Is the residual, e, an estimator of the error, $\epsilon$?

The reason that I ask is the following. In OLS, the variance of the residuals, $\frac{\text{RSS}}{(n – K )}$, is known as the variance of the regression (where RSS is the residual sum of squares). Similarly the square root of this variance, $\sqrt\frac{\text{RSS}}{(n – K )}$, is the standard error of the regression. Given the fact that the square root of the variance, $\frac{\text{RSS}}{(n – K )}$,is a standard error, it must mean that this variance is the variance of an estimator. We already know that it is the variance of the residuals, therefore, the residual is an estimator?? (I assume of $\epsilon$)

Thoughts??

Best Answer

Certainly the residuals are some sort of estimators of $\epsilon$ (to be clear, the definition of the residual is the estimator, the observed residual is an estimate). If the model is correct, then they may sometimes be a fairly good estimate.

Indeed

$e = y - \hat y = X\beta + \epsilon - X(X'X)^{-1} X'(X\beta + \epsilon) = (I - H)\epsilon$,

where $H = X(X'X)^{-1} X'$ is the hat-matrix (because it 'puts the hat on' $y$) -- also sometimes called the projection matrix.

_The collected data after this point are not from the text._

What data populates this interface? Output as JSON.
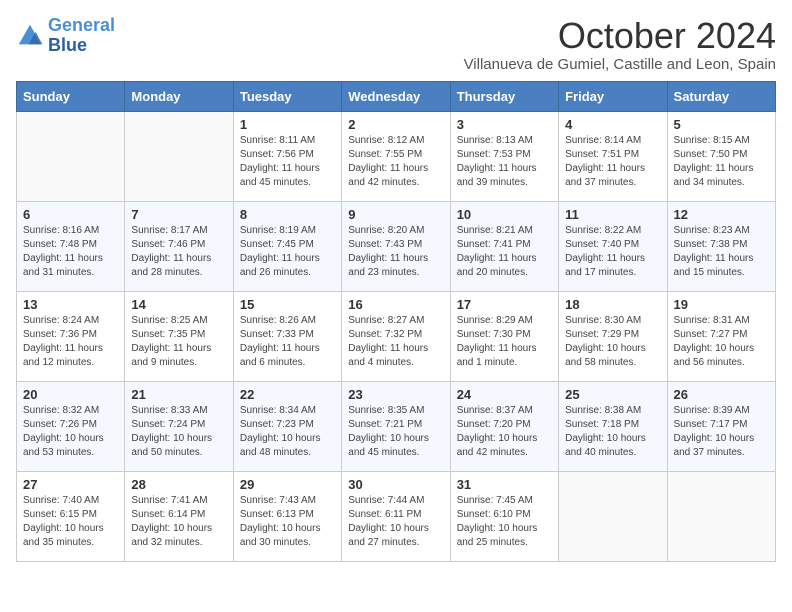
{
  "logo": {
    "line1": "General",
    "line2": "Blue"
  },
  "title": "October 2024",
  "subtitle": "Villanueva de Gumiel, Castille and Leon, Spain",
  "days_of_week": [
    "Sunday",
    "Monday",
    "Tuesday",
    "Wednesday",
    "Thursday",
    "Friday",
    "Saturday"
  ],
  "weeks": [
    [
      {
        "day": "",
        "detail": ""
      },
      {
        "day": "",
        "detail": ""
      },
      {
        "day": "1",
        "detail": "Sunrise: 8:11 AM\nSunset: 7:56 PM\nDaylight: 11 hours and 45 minutes."
      },
      {
        "day": "2",
        "detail": "Sunrise: 8:12 AM\nSunset: 7:55 PM\nDaylight: 11 hours and 42 minutes."
      },
      {
        "day": "3",
        "detail": "Sunrise: 8:13 AM\nSunset: 7:53 PM\nDaylight: 11 hours and 39 minutes."
      },
      {
        "day": "4",
        "detail": "Sunrise: 8:14 AM\nSunset: 7:51 PM\nDaylight: 11 hours and 37 minutes."
      },
      {
        "day": "5",
        "detail": "Sunrise: 8:15 AM\nSunset: 7:50 PM\nDaylight: 11 hours and 34 minutes."
      }
    ],
    [
      {
        "day": "6",
        "detail": "Sunrise: 8:16 AM\nSunset: 7:48 PM\nDaylight: 11 hours and 31 minutes."
      },
      {
        "day": "7",
        "detail": "Sunrise: 8:17 AM\nSunset: 7:46 PM\nDaylight: 11 hours and 28 minutes."
      },
      {
        "day": "8",
        "detail": "Sunrise: 8:19 AM\nSunset: 7:45 PM\nDaylight: 11 hours and 26 minutes."
      },
      {
        "day": "9",
        "detail": "Sunrise: 8:20 AM\nSunset: 7:43 PM\nDaylight: 11 hours and 23 minutes."
      },
      {
        "day": "10",
        "detail": "Sunrise: 8:21 AM\nSunset: 7:41 PM\nDaylight: 11 hours and 20 minutes."
      },
      {
        "day": "11",
        "detail": "Sunrise: 8:22 AM\nSunset: 7:40 PM\nDaylight: 11 hours and 17 minutes."
      },
      {
        "day": "12",
        "detail": "Sunrise: 8:23 AM\nSunset: 7:38 PM\nDaylight: 11 hours and 15 minutes."
      }
    ],
    [
      {
        "day": "13",
        "detail": "Sunrise: 8:24 AM\nSunset: 7:36 PM\nDaylight: 11 hours and 12 minutes."
      },
      {
        "day": "14",
        "detail": "Sunrise: 8:25 AM\nSunset: 7:35 PM\nDaylight: 11 hours and 9 minutes."
      },
      {
        "day": "15",
        "detail": "Sunrise: 8:26 AM\nSunset: 7:33 PM\nDaylight: 11 hours and 6 minutes."
      },
      {
        "day": "16",
        "detail": "Sunrise: 8:27 AM\nSunset: 7:32 PM\nDaylight: 11 hours and 4 minutes."
      },
      {
        "day": "17",
        "detail": "Sunrise: 8:29 AM\nSunset: 7:30 PM\nDaylight: 11 hours and 1 minute."
      },
      {
        "day": "18",
        "detail": "Sunrise: 8:30 AM\nSunset: 7:29 PM\nDaylight: 10 hours and 58 minutes."
      },
      {
        "day": "19",
        "detail": "Sunrise: 8:31 AM\nSunset: 7:27 PM\nDaylight: 10 hours and 56 minutes."
      }
    ],
    [
      {
        "day": "20",
        "detail": "Sunrise: 8:32 AM\nSunset: 7:26 PM\nDaylight: 10 hours and 53 minutes."
      },
      {
        "day": "21",
        "detail": "Sunrise: 8:33 AM\nSunset: 7:24 PM\nDaylight: 10 hours and 50 minutes."
      },
      {
        "day": "22",
        "detail": "Sunrise: 8:34 AM\nSunset: 7:23 PM\nDaylight: 10 hours and 48 minutes."
      },
      {
        "day": "23",
        "detail": "Sunrise: 8:35 AM\nSunset: 7:21 PM\nDaylight: 10 hours and 45 minutes."
      },
      {
        "day": "24",
        "detail": "Sunrise: 8:37 AM\nSunset: 7:20 PM\nDaylight: 10 hours and 42 minutes."
      },
      {
        "day": "25",
        "detail": "Sunrise: 8:38 AM\nSunset: 7:18 PM\nDaylight: 10 hours and 40 minutes."
      },
      {
        "day": "26",
        "detail": "Sunrise: 8:39 AM\nSunset: 7:17 PM\nDaylight: 10 hours and 37 minutes."
      }
    ],
    [
      {
        "day": "27",
        "detail": "Sunrise: 7:40 AM\nSunset: 6:15 PM\nDaylight: 10 hours and 35 minutes."
      },
      {
        "day": "28",
        "detail": "Sunrise: 7:41 AM\nSunset: 6:14 PM\nDaylight: 10 hours and 32 minutes."
      },
      {
        "day": "29",
        "detail": "Sunrise: 7:43 AM\nSunset: 6:13 PM\nDaylight: 10 hours and 30 minutes."
      },
      {
        "day": "30",
        "detail": "Sunrise: 7:44 AM\nSunset: 6:11 PM\nDaylight: 10 hours and 27 minutes."
      },
      {
        "day": "31",
        "detail": "Sunrise: 7:45 AM\nSunset: 6:10 PM\nDaylight: 10 hours and 25 minutes."
      },
      {
        "day": "",
        "detail": ""
      },
      {
        "day": "",
        "detail": ""
      }
    ]
  ]
}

http://en.wikipedia.org/wiki/Hat_matrix

That is, the $e$'s are each a linear combination of the $\epsilon$'s; if $1-h_{ii}$ is reasonably big relative to $\sum_{j\neq i}h_{ij}$ (if $H$ is 'small' relative to I), then most of the weight is on the $i^\textrm{th}$ error (this is frequently not the case, though).

Note that $e_i/\sqrt{1-h_{ii}}$ will have the same expectation and variance as $\epsilon_i$ and if the elements of $H$ are small, in the manner just described, will be highly correlated with it -- in fact, if I have done my algebra right, the correlation between $e_i$ and $\epsilon_i$ is actually: $\text{corr}(e_i,\epsilon_i) = \sqrt{1-h_{ii}}$.